Nancy Warren | |
---|---|
Born | Vancouver, British Columbia |
Occupation | novelist |
Nationality | Canadian |
Genres | romance novels |
www.nancywarren.net |
Nancy Warren is a Pacific Northwest author of contemporary romance novels. She received her first publication contract after winning Harlequin's 2000 Summer Blaze contest. Since then, she has released 30 novels and novellas, been twice nominated for the Romance Writers of America's RITA Award, and won a Romantic Times Reviewers' Choice Award.
Contents |
Nancy Warren was born and raised in Vancouver, British Columbia.[1] After graduating with an honours degree in English literature from the University of British Columbia,[2] she began work as a journalist. For five years, she worked her way up the journalistic ladder, from answering phones to writing to editing.[1][2] The work taught her the need for brevity and clarity in writing, as well as the fact that an article must grab the reader's attention immediately.[2]
Ready for a change, Warren moved into corporate communications and public relations. She worked for both government and businesses and ran her own company for a time.[1] She quit her job when her husband was transferred to Vancouver, and spent the next four years learning how to write a novel.
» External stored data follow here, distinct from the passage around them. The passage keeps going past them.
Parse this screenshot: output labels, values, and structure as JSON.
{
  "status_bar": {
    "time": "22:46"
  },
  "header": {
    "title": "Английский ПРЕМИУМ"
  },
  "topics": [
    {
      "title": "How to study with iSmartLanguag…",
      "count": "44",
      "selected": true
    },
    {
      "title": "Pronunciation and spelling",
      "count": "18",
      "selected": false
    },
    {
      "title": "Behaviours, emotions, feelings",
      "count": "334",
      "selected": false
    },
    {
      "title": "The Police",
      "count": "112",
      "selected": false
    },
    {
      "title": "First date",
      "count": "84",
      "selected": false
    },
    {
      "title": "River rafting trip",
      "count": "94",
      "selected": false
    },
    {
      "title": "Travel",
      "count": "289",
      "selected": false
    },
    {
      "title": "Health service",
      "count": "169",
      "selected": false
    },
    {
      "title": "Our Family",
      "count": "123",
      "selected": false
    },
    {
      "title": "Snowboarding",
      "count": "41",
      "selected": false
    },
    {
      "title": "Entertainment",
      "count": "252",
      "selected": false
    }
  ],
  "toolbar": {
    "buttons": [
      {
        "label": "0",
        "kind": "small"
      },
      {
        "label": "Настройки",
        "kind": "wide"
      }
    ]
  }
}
In 1999, she won the Molly Contest in the Short Contemporary Category.[1] The following year, she entered Harlequin Books's 2000 Summer Blaze Contest. The contest, designed to highlight the new Harlequin Blaze line of category romances, required her to submit a 10-page love scene and a synopsis for a complete book. Warren won the contest, giving her a contract to write her Blaze novel.[3] Two weeks later, Harlequin bought two manuscripts which she had previously submitted. One of these, Flashback, became her first published novel, a July 2001 Harlequin Temptation. The other, Shotgun Nanny, became a Harlequin Duet.[1] Her submission for the Blaze contest became her second publication, Live a Little.[3]
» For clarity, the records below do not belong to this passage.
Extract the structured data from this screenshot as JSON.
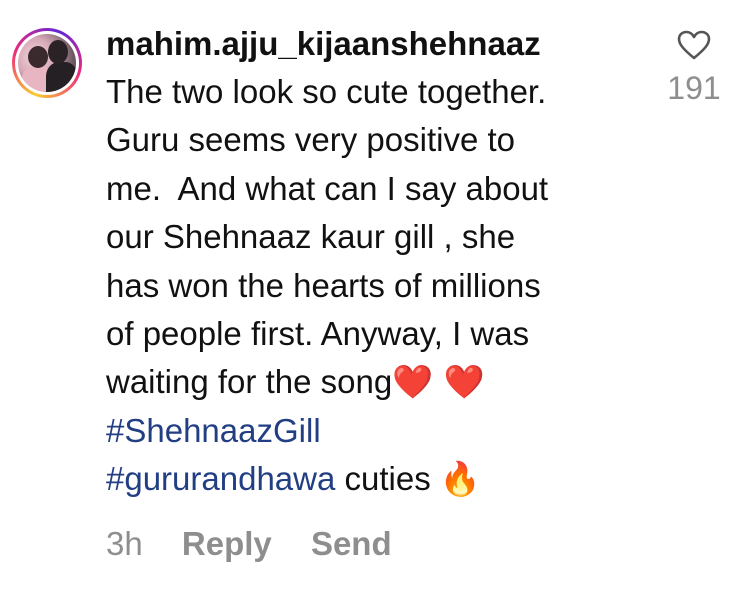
{
  "comment": {
    "username": "mahim.ajju_kijaanshehnaaz",
    "lines": [
      "The two look so cute together.",
      "Guru seems very positive to",
      "me.  And what can I say about",
      "our Shehnaaz kaur gill , she",
      "has won the hearts of millions",
      "of people first. Anyway, I was",
      "waiting for the song"
    ],
    "hearts": "❤️ ❤️",
    "hashtag1": "#ShehnaazGill",
    "hashtag2": "#gururandhawa",
    "trailing_text": " cuties ",
    "fire": "🔥",
    "time": "3h",
    "reply_label": "Reply",
    "send_label": "Send",
    "like_count": "191"
  },
  "icons": {
    "like": "heart-outline-icon",
    "heart_color": "#e0222f",
    "hashtag_color": "#223f83",
    "meta_color": "#8e8e8e"
  }
}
Warren has continued to write for both the Harlequin Temptation and Harlequin Blaze lines. She says these are her favorite lines because of "the contemporary tone, the sexy feel", and that many of them contain humour.[3] The two lines are similar, except that Blaze allows for a longer book (by about 15,000 words) and has steamier love scenes. In 2004, Warren branched into single-title novels with the release of Drive Me Crazy.[3] In 2007, she became the launch author for a new Harlequin series celebrating NASCAR. She wrote the first and last book in the sixteen-book series. Both of her novels featured cameo appearances by real-life NASCAR driver Carl Edwards, who worked closely with Warren to create a "suitable fictional representation of himself."[4] Her work with the NASCAR series was featured on the front page of the New York Times.[4]
Each of her category romance novels takes Warren approximately three months to write, and she often spends six months or more writing her single-title novels.[3] Her goal is to finish at least ten rough draft pages per day.[2] Warren claims to always be planning her next book while writing. Although she lives in Canada, the majority of her novels have been set in the United States, usually in places that she has visited.[3]
Warren has written more than 30 novels and novellas, some of which have appeared on the USAToday Bestseller List.[5] She has won the Lauren Wreath Award, the Colorado Romance Writers Award, and a Romantic Times Reviewers' Choice Award for Best Blaze. She has further been nominated for a Romantic Times Career Achievement Award in series romance, and has twice been nominated for the Romance Writers of America RITA Award, the romance author's equivalent of an Academy Award.[2]